For the particular example you have shown, you can “enable” the compiler to make such an optimization, one possible method is use of --use_fast_math compiler switch to nvcc.

In general, its unwise in my opinion to attempt to obtain the best understanding of what is going on by using PTX. Instead, studying the SASS gives a better view.
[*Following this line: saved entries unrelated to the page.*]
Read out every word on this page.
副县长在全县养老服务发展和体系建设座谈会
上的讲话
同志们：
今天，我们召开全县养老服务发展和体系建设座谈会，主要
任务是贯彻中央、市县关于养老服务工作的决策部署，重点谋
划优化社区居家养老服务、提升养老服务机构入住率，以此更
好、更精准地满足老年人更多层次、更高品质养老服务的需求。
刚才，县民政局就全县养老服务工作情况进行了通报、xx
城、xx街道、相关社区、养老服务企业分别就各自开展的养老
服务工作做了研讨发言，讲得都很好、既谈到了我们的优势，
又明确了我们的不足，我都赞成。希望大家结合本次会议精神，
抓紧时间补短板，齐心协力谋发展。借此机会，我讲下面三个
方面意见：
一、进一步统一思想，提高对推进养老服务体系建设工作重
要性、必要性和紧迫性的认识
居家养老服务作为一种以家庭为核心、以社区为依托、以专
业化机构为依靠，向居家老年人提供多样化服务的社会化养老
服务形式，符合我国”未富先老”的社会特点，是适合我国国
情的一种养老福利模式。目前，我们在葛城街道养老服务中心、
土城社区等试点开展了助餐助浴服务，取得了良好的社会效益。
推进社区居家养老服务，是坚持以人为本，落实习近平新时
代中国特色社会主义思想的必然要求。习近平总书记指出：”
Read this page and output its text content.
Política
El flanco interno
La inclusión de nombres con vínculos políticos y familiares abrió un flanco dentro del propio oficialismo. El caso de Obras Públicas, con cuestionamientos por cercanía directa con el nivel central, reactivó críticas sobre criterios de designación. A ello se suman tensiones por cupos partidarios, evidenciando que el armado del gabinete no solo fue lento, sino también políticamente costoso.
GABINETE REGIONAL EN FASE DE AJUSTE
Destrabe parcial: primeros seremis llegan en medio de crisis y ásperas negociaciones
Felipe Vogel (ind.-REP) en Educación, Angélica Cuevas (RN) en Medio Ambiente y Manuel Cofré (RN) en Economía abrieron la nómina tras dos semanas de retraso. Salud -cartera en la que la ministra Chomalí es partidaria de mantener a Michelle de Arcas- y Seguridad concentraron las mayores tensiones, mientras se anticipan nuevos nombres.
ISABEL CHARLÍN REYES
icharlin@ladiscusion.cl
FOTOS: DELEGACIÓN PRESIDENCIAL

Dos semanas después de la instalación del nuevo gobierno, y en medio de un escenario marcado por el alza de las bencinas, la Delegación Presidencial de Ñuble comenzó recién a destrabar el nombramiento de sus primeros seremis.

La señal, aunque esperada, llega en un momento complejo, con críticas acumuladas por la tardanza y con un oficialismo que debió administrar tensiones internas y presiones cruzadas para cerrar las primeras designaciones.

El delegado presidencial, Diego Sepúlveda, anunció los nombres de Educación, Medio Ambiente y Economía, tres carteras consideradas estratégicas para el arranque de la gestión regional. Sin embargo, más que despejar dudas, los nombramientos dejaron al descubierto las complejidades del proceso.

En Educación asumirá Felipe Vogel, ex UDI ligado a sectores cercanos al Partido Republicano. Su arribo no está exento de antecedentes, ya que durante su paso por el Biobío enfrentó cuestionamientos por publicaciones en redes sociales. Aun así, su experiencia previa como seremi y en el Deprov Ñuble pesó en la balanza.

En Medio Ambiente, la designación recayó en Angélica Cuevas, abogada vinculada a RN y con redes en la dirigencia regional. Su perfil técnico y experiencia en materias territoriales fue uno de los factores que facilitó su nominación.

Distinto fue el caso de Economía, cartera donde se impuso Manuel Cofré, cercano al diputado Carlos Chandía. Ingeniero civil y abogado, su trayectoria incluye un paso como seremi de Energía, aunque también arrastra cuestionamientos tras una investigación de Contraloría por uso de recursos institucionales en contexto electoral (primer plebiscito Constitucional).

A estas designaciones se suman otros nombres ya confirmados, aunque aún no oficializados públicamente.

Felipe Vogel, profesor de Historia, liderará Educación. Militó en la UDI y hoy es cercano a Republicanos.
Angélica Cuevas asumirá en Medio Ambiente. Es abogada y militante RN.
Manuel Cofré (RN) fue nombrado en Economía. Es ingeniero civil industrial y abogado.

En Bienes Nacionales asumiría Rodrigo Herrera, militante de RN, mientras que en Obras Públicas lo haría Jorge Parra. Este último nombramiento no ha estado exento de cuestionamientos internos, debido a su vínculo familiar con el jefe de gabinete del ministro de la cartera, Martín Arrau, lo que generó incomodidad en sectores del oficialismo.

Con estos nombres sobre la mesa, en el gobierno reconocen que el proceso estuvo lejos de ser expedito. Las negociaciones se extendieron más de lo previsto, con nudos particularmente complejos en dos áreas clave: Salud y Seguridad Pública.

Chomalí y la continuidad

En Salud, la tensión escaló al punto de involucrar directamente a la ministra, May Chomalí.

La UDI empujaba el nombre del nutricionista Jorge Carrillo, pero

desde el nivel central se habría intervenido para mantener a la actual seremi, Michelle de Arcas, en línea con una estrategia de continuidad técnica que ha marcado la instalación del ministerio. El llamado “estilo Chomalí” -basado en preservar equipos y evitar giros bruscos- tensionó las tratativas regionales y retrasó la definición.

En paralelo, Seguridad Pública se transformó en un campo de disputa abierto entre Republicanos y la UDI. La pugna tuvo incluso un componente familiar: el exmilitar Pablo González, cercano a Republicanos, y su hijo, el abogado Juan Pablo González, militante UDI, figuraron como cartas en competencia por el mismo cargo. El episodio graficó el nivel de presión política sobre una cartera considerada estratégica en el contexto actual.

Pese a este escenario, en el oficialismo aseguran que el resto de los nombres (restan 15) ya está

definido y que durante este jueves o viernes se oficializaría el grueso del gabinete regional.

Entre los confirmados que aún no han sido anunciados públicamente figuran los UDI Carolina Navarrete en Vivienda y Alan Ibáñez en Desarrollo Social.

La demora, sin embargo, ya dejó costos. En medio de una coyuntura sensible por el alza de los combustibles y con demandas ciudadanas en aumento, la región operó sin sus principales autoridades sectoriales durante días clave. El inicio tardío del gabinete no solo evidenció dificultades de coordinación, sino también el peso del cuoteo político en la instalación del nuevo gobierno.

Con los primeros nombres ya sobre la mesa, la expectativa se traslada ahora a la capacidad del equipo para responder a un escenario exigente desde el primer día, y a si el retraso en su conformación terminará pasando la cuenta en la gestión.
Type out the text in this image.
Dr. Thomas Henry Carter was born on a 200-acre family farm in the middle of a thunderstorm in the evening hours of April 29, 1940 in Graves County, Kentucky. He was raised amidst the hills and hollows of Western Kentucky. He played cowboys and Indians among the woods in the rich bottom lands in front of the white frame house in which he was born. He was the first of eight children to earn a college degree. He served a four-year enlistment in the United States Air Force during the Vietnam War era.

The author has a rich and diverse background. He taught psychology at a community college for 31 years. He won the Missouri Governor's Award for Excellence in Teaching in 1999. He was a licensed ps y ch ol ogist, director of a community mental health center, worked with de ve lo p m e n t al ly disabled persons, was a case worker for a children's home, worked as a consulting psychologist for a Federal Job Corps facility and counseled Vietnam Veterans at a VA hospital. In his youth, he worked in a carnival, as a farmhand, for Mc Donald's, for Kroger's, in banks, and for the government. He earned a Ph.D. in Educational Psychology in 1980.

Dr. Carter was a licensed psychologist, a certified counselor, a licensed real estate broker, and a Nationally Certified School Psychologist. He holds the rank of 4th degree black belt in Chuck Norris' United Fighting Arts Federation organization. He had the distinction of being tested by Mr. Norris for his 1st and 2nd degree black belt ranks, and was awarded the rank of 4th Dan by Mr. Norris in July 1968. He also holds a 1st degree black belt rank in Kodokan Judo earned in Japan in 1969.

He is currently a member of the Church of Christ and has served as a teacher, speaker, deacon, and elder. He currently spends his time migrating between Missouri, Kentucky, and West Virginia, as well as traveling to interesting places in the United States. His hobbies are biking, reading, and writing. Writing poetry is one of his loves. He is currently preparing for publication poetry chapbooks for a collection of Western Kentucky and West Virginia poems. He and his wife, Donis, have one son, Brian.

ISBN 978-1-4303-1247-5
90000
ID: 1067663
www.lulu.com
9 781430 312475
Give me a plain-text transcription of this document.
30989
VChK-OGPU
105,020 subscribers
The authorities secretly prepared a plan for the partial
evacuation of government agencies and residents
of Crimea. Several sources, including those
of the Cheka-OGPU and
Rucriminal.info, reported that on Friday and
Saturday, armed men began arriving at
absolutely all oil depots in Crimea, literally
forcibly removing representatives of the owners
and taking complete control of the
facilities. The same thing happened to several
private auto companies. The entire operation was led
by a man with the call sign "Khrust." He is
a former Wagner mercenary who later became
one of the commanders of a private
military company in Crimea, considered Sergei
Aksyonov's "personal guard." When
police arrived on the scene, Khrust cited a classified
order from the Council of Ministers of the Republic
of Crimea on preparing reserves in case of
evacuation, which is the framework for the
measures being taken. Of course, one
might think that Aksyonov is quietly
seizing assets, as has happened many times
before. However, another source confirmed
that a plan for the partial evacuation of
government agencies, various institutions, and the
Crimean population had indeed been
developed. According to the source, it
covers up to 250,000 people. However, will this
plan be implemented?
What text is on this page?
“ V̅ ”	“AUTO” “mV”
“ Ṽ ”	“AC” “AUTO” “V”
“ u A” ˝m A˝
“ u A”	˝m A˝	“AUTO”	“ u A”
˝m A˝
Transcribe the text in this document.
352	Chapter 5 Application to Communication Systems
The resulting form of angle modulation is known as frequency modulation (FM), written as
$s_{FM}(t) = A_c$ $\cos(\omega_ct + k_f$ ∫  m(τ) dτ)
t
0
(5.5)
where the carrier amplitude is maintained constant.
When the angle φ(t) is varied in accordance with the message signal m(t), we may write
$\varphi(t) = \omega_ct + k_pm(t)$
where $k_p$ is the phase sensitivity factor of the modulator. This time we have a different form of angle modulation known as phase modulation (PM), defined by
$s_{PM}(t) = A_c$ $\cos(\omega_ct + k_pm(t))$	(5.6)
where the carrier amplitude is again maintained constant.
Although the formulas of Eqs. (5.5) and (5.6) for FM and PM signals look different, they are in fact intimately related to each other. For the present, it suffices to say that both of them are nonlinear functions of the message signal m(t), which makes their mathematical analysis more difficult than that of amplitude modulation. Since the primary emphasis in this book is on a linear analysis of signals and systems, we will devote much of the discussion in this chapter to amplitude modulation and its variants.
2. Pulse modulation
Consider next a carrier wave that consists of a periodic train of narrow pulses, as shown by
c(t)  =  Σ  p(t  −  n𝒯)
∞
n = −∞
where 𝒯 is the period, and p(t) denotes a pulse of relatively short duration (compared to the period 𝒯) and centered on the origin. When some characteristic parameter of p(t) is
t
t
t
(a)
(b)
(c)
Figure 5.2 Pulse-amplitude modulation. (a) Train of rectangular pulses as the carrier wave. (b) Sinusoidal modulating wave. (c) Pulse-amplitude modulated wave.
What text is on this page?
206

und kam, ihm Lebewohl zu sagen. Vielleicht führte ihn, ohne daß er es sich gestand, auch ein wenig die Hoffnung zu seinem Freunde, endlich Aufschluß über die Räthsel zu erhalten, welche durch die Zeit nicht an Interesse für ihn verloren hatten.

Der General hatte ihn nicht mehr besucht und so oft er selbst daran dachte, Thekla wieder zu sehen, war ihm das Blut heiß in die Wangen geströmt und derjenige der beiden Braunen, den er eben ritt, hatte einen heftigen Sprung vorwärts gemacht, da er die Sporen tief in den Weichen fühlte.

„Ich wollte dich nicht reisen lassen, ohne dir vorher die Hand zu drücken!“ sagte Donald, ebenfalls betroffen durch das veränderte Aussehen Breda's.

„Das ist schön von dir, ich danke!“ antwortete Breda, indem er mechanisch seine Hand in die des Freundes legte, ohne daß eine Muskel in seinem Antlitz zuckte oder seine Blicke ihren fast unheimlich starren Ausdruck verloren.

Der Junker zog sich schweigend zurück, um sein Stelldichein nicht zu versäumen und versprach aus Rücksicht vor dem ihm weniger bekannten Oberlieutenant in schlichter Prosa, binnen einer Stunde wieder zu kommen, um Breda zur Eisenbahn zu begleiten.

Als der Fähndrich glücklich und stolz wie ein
The process of converting PTX->SASS goes thru an optimizing compiler stage.

Therefore the effect of the above switch will be “less” evident at the PTX level, and “more” evident at the SASS level.

The switch results in producing PTX for your example that includes this alternate instruction:

div.approx.ftz.f32 ...

Studying the SASS, however, we see that the division routine has been replaced with a single multiply instruction:

    /*00c0*/                   FMUL.FTZ R5, R0, 21.166666030883789062 ;                 /* 0x41a9555500057820 */

where 1/0.0472440943 ~= 21.166666…

1 Like

Thanks for the quick and detailed answers.

This topic was automatically closed 14 days after the last reply. New replies are no longer allowed.